4.6.4. Im psychiatrischen Teilgutachten wurden die Diagnosen einer
chronischen Schmerzstörung mit somatischen und psychischen Faktoren (ICD-10 F45.41)
und eine Angst und depressive Störung gemischt (ICD-10 F41.2) gestellt. Die
ängstlich depressive Symptomatik sei subsyndromal bis allenfalls leicht
ausgeprägt. Vor diesem Hintergrund lasse sich die in der Vergangenheit
gestellte Diagnose einer leichten depressiven Episode besser als ängstlich
depressive Störung gemischt darstellen. Eine Relevanz für die Arbeitsfähigkeit
resultiere daraus nicht. Die Versicherte weise keinen ausgewiesenen sozialen
Rückzug in allen Lebensbereichen auf. Es würden keine Komorbiditäten vorliegen,
welche die psychische Störung für die Arbeitsfähigkeit relevant werden liessen.
Sie sei in ihren psychischen Grundfunktionen nicht nachhaltig beeinträchtigt.
Sie verfüge über gute Ressourcen, dies spiegle sich auch in den Kriterien des
Mini-ICF-APP wieder. Die Versicherte zeige zudem eine leicht ausgeprägte
chronische Schmerzstörung mit somatischen und psychischen Faktoren. Auch hier sei
der Ausprägungsgrad leicht, sie sei keineswegs gefangen im Schmerzerleben
(Akte 1 S. 167 ff.). Aus psychiatrischer Sicht seien
lebensbiographisch begründete Faktoren wesentlich an der Entwicklung der
gemischt-ängstlich depressiven Störung sowie der chronischen Schmerzstörung mit
somatischen und psychischen Faktoren beteiligt. Ein Zusammenhang mit den
Unfallereignissen sei eher unwahrscheinlich (Akte 1 S. 170).
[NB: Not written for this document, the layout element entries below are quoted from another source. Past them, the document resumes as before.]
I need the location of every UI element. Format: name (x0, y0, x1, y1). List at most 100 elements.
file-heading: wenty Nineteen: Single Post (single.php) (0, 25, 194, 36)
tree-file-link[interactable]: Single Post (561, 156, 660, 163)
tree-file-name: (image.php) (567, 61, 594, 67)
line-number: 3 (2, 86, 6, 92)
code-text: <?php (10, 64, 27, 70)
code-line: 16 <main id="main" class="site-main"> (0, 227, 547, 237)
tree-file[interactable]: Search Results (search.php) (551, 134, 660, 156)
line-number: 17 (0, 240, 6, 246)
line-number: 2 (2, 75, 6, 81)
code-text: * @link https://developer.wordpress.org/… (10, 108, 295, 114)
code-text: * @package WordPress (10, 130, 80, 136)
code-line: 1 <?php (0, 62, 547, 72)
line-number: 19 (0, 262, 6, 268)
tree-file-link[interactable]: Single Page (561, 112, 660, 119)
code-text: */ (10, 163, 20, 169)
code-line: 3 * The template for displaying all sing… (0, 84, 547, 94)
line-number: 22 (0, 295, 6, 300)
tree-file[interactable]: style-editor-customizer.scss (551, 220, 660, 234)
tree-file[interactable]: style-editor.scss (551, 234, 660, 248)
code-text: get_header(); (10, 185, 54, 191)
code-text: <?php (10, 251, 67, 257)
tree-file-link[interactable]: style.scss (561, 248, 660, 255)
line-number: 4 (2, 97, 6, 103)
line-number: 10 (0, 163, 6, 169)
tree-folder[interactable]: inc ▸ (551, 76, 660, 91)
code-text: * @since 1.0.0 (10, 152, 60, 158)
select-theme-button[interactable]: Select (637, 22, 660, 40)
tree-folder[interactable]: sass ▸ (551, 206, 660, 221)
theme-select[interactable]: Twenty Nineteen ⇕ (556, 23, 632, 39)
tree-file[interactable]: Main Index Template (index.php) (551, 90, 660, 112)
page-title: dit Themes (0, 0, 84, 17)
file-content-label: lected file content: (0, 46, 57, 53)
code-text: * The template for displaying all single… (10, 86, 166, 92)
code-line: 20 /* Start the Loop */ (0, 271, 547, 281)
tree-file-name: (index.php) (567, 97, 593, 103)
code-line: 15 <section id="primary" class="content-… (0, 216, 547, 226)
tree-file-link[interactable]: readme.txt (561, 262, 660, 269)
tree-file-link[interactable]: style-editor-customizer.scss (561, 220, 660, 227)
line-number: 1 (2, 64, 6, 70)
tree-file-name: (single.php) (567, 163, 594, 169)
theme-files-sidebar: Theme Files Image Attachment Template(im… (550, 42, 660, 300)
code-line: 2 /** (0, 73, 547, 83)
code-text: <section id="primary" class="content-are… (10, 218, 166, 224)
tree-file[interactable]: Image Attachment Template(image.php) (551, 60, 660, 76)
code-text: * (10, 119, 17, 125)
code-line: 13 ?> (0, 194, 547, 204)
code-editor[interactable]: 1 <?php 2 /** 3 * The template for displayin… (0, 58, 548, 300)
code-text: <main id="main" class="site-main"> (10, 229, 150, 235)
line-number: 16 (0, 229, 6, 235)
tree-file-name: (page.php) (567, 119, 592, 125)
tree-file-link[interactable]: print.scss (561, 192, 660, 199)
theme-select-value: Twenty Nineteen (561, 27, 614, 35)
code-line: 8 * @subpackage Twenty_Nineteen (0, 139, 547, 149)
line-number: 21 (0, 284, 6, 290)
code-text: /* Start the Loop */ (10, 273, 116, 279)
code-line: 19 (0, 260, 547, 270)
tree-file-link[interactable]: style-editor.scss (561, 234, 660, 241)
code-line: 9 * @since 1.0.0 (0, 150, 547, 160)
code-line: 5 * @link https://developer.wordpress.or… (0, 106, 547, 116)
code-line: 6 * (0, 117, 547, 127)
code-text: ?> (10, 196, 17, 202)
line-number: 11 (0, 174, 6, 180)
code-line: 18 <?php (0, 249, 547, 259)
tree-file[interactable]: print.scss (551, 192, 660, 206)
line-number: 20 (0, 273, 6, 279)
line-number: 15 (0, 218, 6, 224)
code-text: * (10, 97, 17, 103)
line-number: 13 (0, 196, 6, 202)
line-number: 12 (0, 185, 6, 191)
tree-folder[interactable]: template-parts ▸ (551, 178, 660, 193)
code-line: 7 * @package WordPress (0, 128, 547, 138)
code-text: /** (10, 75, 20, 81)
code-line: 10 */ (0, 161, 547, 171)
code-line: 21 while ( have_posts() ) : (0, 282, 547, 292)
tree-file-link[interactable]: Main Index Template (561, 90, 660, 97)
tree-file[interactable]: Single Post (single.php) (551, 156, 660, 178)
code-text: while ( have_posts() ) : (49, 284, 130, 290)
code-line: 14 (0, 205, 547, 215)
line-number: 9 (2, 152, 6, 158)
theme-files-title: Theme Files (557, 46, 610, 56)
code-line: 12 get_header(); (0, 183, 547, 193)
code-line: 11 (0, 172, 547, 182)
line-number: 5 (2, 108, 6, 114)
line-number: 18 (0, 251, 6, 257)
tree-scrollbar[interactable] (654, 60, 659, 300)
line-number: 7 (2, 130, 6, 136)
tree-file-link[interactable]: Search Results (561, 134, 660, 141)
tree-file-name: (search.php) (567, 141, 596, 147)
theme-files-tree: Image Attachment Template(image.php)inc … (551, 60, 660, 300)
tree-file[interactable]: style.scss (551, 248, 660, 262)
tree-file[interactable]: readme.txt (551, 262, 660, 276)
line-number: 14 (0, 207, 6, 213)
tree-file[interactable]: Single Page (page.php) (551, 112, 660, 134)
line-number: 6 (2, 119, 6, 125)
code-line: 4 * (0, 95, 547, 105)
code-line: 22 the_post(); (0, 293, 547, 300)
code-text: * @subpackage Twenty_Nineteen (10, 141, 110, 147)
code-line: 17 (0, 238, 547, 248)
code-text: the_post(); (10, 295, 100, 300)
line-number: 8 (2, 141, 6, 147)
Die
psychische Störung habe auch in der Vergangenheit zu keinem Zeitpunkt eine
vorübergehende Arbeitsunfähigkeit ausgelöst (Akte 1 S. 172).
4.7.
4.7.1. Die Beschwerdegegnerin stellte in Bezug auf den Grad der Arbeitsfähigkeit
in angepasster Tätigkeit sowie das Zumutbarkeitsprofil auf die Einschätzungen durch
die SMAB-Gutachter ab. Danach besteht aufgrund der unfallkausalen
Beeinträchtigungen des rechten Handgelenks sowie des linken oberen
Sprunggelenks eine volle Arbeitsfähigkeit für wechselbelastende mittelschwere
Arbeiten ohne häufiges Heben und Tragen von Gewichten über 10 kg. In
angestammter Tätigkeit liegt eine 90%ige Arbeitsfähigkeit gemessen an einem 100 %
Pensum vor. Die Beschwerdeführerin kritisiert das SMAB-Gutachten in
verschiedener Hinsicht.
4.7.2. So bringt sie vor, der Einschätzung der Arbeitsfähigkeit könne
nicht gefolgt werden, sie sei zudem unzureichend begründet. Die Gutachter
hätten sich nicht mit anderslautenden medizinischen Beurteilungen
auseinandergesetzt. Bezüglich der Arbeitsfähigkeit in angestammter Tätigkeit
würden die ZMB-Gutachter wie auch die IV-Gutachter von einer 50%igen
Arbeitsunfähigkeit ausgehen. Die Begründung der SMAB-Gutachter, die
Untersuchungsbefunde hätten sich in Bezug auf das linke Sprunggelenk deutlich
verbessert, widerspreche der Aussage der gleichen Gutachter, wonach der
Endzustand bereits Mitte 2016 erreicht gewesen sei. Wenn nach der
ZMB-Begutachtung vom 14. November 2017 die Arbeitsfähigkeit in angestammter
Tätigkeit um 40 %, bzw. um 20 % in angepasster Tätigkeit, habe
gesteigert werden können, sei nicht vom Erreichen des medizinischen Endzustands
bereits Mitte 2016 auszugehen (Replik Rz. 15 ff.).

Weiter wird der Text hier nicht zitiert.